Wealthy investors can rest easy with the stability of high-end stock investments.
In a surprising turn of events, the consumer climate barometer for Germans' future financial situation has reached its highest level since the outbreak of war in Ukraine in February 2022, indicating a shift towards saving and reduced spending. This trend has had a notable impact on the luxury market, with some brands feeling the pinch more than others.
In March, fashion conglomerate Hugo Boss saw a significant drop in its German stock, falling more than 18 percent, after a less-than-optimistic outlook on the coming fiscal years spooked investors. Similarly, watch retailer Watches of Switzerland, which includes prestigious brands like Rolex and Omega, shocked investors with a profit warning due to persistent consumer slowdown in January.
However, not all luxury stocks are struggling. Deutsche Bank Research and Swiss bank UBS still recommend buying Mercedes-Benz stock, with UBS raising its price target from 78 to 90 euros. Analysts' estimates also suggest that not all luxury brands are experiencing a decline in sales.
The BÖRSE ONLINE Luxury Index, a diversified investment option for those interested in the luxury market, includes 20 promising stocks from four luxury categories, including Mercedes-Benz and LVMH. The CEO and majority shareholder of the publisher Börsenmedien AG, Mr. Bernd Förtsch, has positions in LVMH, Mercedes-Benz, and Hugo Boss.
The consumer slowdown in Germany is influenced by several factors, including economic uncertainty and geopolitics, rising prices and inflation, export declines and tariffs, and the shift to re-commerce. These factors suggest that luxury brands may face challenges in maintaining sales levels in Germany due to economic uncertainty and changing consumer preferences.

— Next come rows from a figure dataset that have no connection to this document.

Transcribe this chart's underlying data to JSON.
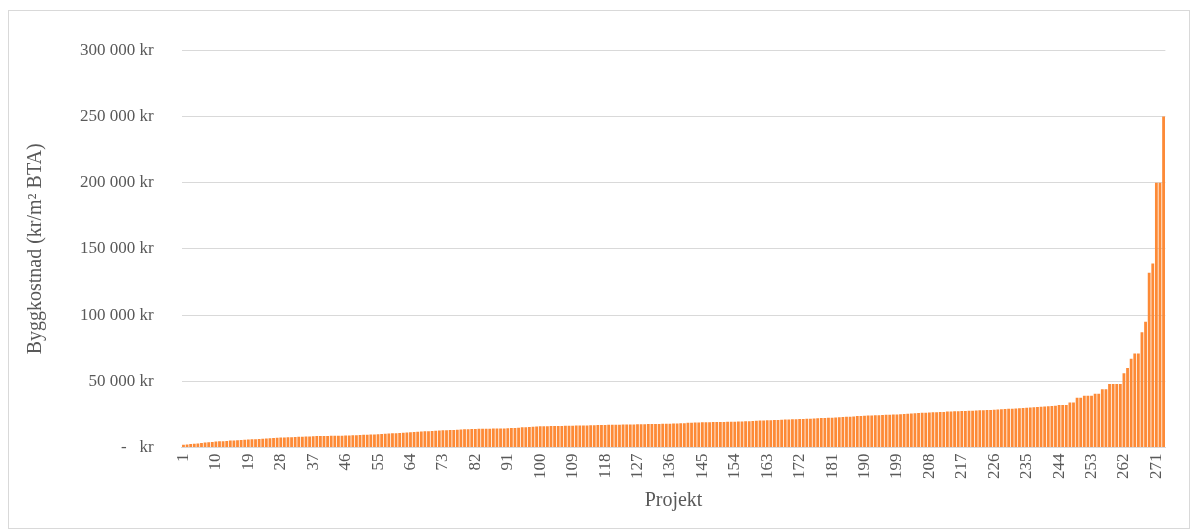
{
  "chart_data": {
    "type": "bar",
    "xlabel": "Projekt",
    "ylabel": "Byggkostnad (kr/m² BTA)",
    "categories": [
      "1",
      null,
      null,
      null,
      null,
      null,
      null,
      null,
      null,
      "10",
      null,
      null,
      null,
      null,
      null,
      null,
      null,
      null,
      "19",
      null,
      null,
      null,
      null,
      null,
      null,
      null,
      null,
      "28",
      null,
      null,
      null,
      null,
      null,
      null,
      null,
      null,
      "37",
      null,
      null,
      null,
      null,
      null,
      null,
      null,
      null,
      "46",
      null,
      null,
      null,
      null,
      null,
      null,
      null,
      null,
      "55",
      null,
      null,
      null,
      null,
      null,
      null,
      null,
      null,
      "64",
      null,
      null,
      null,
      null,
      null,
      null,
      null,
      null,
      "73",
      null,
      null,
      null,
      null,
      null,
      null,
      null,
      null,
      "82",
      null,
      null,
      null,
      null,
      null,
      null,
      null,
      null,
      "91",
      null,
      null,
      null,
      null,
      null,
      null,
      null,
      null,
      "100",
      null,
      null,
      null,
      null,
      null,
      null,
      null,
      null,
      "109",
      null,
      null,
      null,
      null,
      null,
      null,
      null,
      null,
      "118",
      null,
      null,
      null,
      null,
      null,
      null,
      null,
      null,
      "127",
      null,
      null,
      null,
      null,
      null,
      null,
      null,
      null,
      "136",
      null,
      null,
      null,
      null,
      null,
      null,
      null,
      null,
      "145",
      null,
      null,
      null,
      null,
      null,
      null,
      null,
      null,
      "154",
      null,
      null,
      null,
      null,
      null,
      null,
      null,
      null,
      "163",
      null,
      null,
      null,
      null,
      null,
      null,
      null,
      null,
      "172",
      null,
      null,
      null,
      null,
      null,
      null,
      null,
      null,
      "181",
      null,
      null,
      null,
      null,
      null,
      null,
      null,
      null,
      "190",
      null,
      null,
      null,
      null,
      null,
      null,
      null,
      null,
      "199",
      null,
      null,
      null,
      null,
      null,
      null,
      null,
      null,
      "208",
      null,
      null,
      null,
      null,
      null,
      null,
      null,
      null,
      "217",
      null,
      null,
      null,
      null,
      null,
      null,
      null,
      null,
      "226",
      null,
      null,
      null,
      null,
      null,
      null,
      null,
      null,
      "235",
      null,
      null,
      null,
      null,
      null,
      null,
      null,
      null,
      "244",
      null,
      null,
      null,
      null,
      null,
      null,
      null,
      null,
      "253",
      null,
      null,
      null,
      null,
      null,
      null,
      null,
      null,
      "262",
      null,
      null,
      null,
      null,
      null,
      null,
      null,
      null,
      "271",
      null,
      null
    ],
    "values": [
      2000,
      2300,
      2600,
      2800,
      3100,
      3400,
      3700,
      3900,
      4200,
      4500,
      4700,
      4800,
      5000,
      5200,
      5300,
      5500,
      5700,
      5800,
      6000,
      6200,
      6300,
      6500,
      6700,
      6800,
      7000,
      7200,
      7300,
      7500,
      7600,
      7700,
      7800,
      7900,
      8100,
      8200,
      8300,
      8400,
      8500,
      8600,
      8600,
      8700,
      8700,
      8800,
      8800,
      8900,
      8900,
      9000,
      9100,
      9200,
      9300,
      9400,
      9600,
      9700,
      9800,
      9900,
      10000,
      10200,
      10300,
      10500,
      10700,
      10800,
      11000,
      11200,
      11300,
      11500,
      11700,
      11800,
      12000,
      12200,
      12300,
      12500,
      12700,
      12800,
      13000,
      13100,
      13200,
      13300,
      13400,
      13600,
      13700,
      13800,
      13900,
      14000,
      14100,
      14100,
      14200,
      14200,
      14300,
      14300,
      14400,
      14400,
      14500,
      14700,
      14800,
      15000,
      15200,
      15300,
      15500,
      15700,
      15800,
      16000,
      16100,
      16100,
      16200,
      16200,
      16300,
      16300,
      16400,
      16400,
      16500,
      16600,
      16600,
      16700,
      16700,
      16800,
      16800,
      16900,
      16900,
      17000,
      17100,
      17100,
      17200,
      17200,
      17300,
      17300,
      17400,
      17400,
      17500,
      17600,
      17600,
      17700,
      17700,
      17800,
      17800,
      17900,
      17900,
      18000,
      18100,
      18200,
      18300,
      18400,
      18600,
      18700,
      18800,
      18900,
      19000,
      19100,
      19100,
      19200,
      19200,
      19300,
      19300,
      19400,
      19400,
      19500,
      19600,
      19700,
      19800,
      19900,
      20100,
      20200,
      20300,
      20400,
      20500,
      20600,
      20700,
      20800,
      20900,
      21100,
      21200,
      21300,
      21400,
      21500,
      21600,
      21700,
      21800,
      21900,
      22100,
      22200,
      22300,
      22400,
      22500,
      22700,
      22800,
      23000,
      23200,
      23300,
      23500,
      23700,
      23800,
      24000,
      24100,
      24200,
      24300,
      24400,
      24600,
      24700,
      24800,
      24900,
      25000,
      25200,
      25300,
      25500,
      25700,
      25800,
      26000,
      26200,
      26300,
      26500,
      26600,
      26700,
      26800,
      26900,
      27100,
      27200,
      27300,
      27400,
      27500,
      27600,
      27700,
      27800,
      27900,
      28100,
      28200,
      28300,
      28400,
      28500,
      28700,
      28800,
      29000,
      29200,
      29300,
      29500,
      29700,
      29800,
      30000,
      30200,
      30400,
      30600,
      30800,
      31000,
      31200,
      31400,
      31600,
      32000,
      32000,
      32000,
      34000,
      34000,
      37500,
      37500,
      39000,
      39000,
      39000,
      40500,
      40500,
      44000,
      44000,
      48000,
      48000,
      48000,
      48000,
      56000,
      60000,
      67000,
      71000,
      71000,
      87000,
      95000,
      132000,
      139000,
      200000,
      200000,
      250000
    ],
    "color": "#fd8a36",
    "ylim": [
      0,
      300000
    ],
    "yticks": [
      {
        "value": 0,
        "label": "-   kr"
      },
      {
        "value": 50000,
        "label": "50 000 kr"
      },
      {
        "value": 100000,
        "label": "100 000 kr"
      },
      {
        "value": 150000,
        "label": "150 000 kr"
      },
      {
        "value": 200000,
        "label": "200 000 kr"
      },
      {
        "value": 250000,
        "label": "250 000 kr"
      },
      {
        "value": 300000,
        "label": "300 000 kr"
      }
    ],
    "grid": "y",
    "legend": false
  }
}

While the current economic climate may be challenging for luxury brands, it is not all doom and gloom. Investors in luxury stocks should not panic just yet, as there are still opportunities for growth and recovery in the market. The BÖRSE ONLINE Luxury Index provides a diverse portfolio for those interested in the luxury sector, offering a mix of promising stocks from various categories.
It is worth noting that Börsenmedien AG has a cooperation agreement with the issuers of the displayed securities, granting them a license to use the index and receiving remuneration in return. The board of the publisher Börsenmedien AG, Mr. Leon Müller, has positions in Hugo Boss. RBC, a Canadian bank, recently adjusted its price target for luxury fashion maker LVMH from 900 to 905 euros and maintained its "Outperform" rating.
In conclusion, the current economic climate in Germany is influencing consumer behavior and affecting the luxury market. While some brands are experiencing a decline in sales, others are holding steady. For those interested in the luxury sector, the BÖRSE ONLINE Luxury Index offers a diverse investment option. It is essential to stay informed and make informed decisions when investing in the stock market during times of economic uncertainty.
[1] Source: Statista (2022) [2] Source: Reuters (2022) [3] Source: Financial Times (2022) [4] Source: Deutsche Bank Research (2022) [5] Source: Eurostat (2022)
Investors should consider the BÖRSE ONLINE Luxury Index as a diversified investment option in the luxury market, as it includes promising stocks from various categories such as Mercedes-Benz and LVMH.
Despite the current economic challenges facing the luxury sector in Germany, analysts at RBC maintain a positive outlook for luxury fashion maker LVMH, recently adjusting its price target from 900 to 905 euros and maintaining its "Outperform" rating.